Xavier’s Social Science College Loses Social Science in Name


Paul Gore
Paul Gore is dean of Xavier University’s newly named College of Professional Sciences

Xavier University, a venerable Jesuit university in Cincinnati, Ohio serving more than 6,500 students, has renamed its existing College of Social Sciences, Health and Education as the College of Professional Sciences. The change took effect earlier this week; Paul Gore, a counseling psychologist who came to Xavier in July from the University of Utah, will continue his role as dean of the ‘new’ school.

The college includes a number of disparate undergrad and graduate programs, such as athletic training, criminal justice, education, health services administration, nursing, occupational therapy, psychology, radiologic technology, social work, sport management and sport marketing for undergrads. Its graduate programs include criminal justice, counseling, education, health services administration, human resource development, leadership studies, nursing, occupational therapy, psychology and sport administration.
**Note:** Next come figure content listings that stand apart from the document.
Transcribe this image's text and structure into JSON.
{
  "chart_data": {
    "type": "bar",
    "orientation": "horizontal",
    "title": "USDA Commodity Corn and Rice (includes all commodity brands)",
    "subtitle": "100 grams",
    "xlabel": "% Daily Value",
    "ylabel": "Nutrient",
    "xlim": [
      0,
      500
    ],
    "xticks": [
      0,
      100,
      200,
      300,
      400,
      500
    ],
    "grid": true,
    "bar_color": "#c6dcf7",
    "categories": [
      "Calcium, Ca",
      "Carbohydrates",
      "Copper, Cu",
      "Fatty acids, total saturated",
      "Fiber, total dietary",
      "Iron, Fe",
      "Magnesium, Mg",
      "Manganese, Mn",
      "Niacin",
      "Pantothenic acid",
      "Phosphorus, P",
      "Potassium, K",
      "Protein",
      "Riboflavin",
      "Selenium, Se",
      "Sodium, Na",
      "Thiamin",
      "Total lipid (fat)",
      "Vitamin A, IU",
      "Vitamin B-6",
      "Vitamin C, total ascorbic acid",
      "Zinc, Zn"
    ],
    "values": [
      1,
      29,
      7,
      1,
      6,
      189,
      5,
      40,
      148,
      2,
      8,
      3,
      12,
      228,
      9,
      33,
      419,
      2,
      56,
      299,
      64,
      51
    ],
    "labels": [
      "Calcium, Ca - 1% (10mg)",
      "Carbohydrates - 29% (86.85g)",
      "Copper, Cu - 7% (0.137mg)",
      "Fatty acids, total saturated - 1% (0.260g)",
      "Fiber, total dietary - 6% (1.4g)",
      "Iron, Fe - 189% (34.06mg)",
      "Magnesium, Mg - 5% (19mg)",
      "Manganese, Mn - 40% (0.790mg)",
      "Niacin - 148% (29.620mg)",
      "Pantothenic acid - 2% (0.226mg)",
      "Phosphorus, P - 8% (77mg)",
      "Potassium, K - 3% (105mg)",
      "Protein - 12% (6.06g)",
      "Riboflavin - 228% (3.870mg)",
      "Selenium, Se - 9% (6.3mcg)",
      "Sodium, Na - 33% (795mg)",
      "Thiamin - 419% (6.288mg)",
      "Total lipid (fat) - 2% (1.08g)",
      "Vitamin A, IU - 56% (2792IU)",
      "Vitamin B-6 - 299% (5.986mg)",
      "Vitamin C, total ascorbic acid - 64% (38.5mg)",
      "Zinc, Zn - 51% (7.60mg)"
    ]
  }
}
In a release announcing the change, Gore focused on the synergies of the various programs in population health and community engagement. “By focusing on the health of an entire population, proponents of population health embrace a holistic perspective of the people who make up society, consistent with the Jesuit value of care for the person,” he was quoted.

While removing the words ‘social science’ from a school’s name is not common, there are several instances of colleges adopting the term ‘professional sciences,’ such as South Carolina State University’s College of Business and Applied Professional Sciences in the United States or Maharaja Ranjit Singh College of Professional Sciences in India’s Madhya Pradesh state. But the South Carolina university also hosts a College of Education, Humanities and Social Sciences, while the Indian school focuses on more science and technical pursuits.

There have also been ‘professional science’ master’s degrees offered since the mid-1990s and now available from almost 350 programs at more than 150 institutions. But those programs, originally started courtesy of push by the Alfred P. Sloan Foundation to enhance the career prospects of scientists who expected to work in industry, not academe, almost solely serve STM.

That applied focus is shared by the college at Xavier, as the university’s provost and chief academic officer, Scott Chadwick, explained in describing Dean Gore: “Through his leadership I am confident that our faculty will partner with corporations and non-profit organizations to create exceptional academic programs.

Before coming to Xavier, Gore was the training director for graduate programs in clinical mental health and school counseling in the faculty of the Department of Educational Psychology at Utah, where he had been since 2006. Prior to that, Gore had directed the Career Transitions Research Department at ACT, Inc. and taught at Southern Illinois University and the University of Missouri-Kansas City. He earned a Ph.D. from Loyola University Chicago and a bachelor of science from St. Louis University, both Jesuit institutions.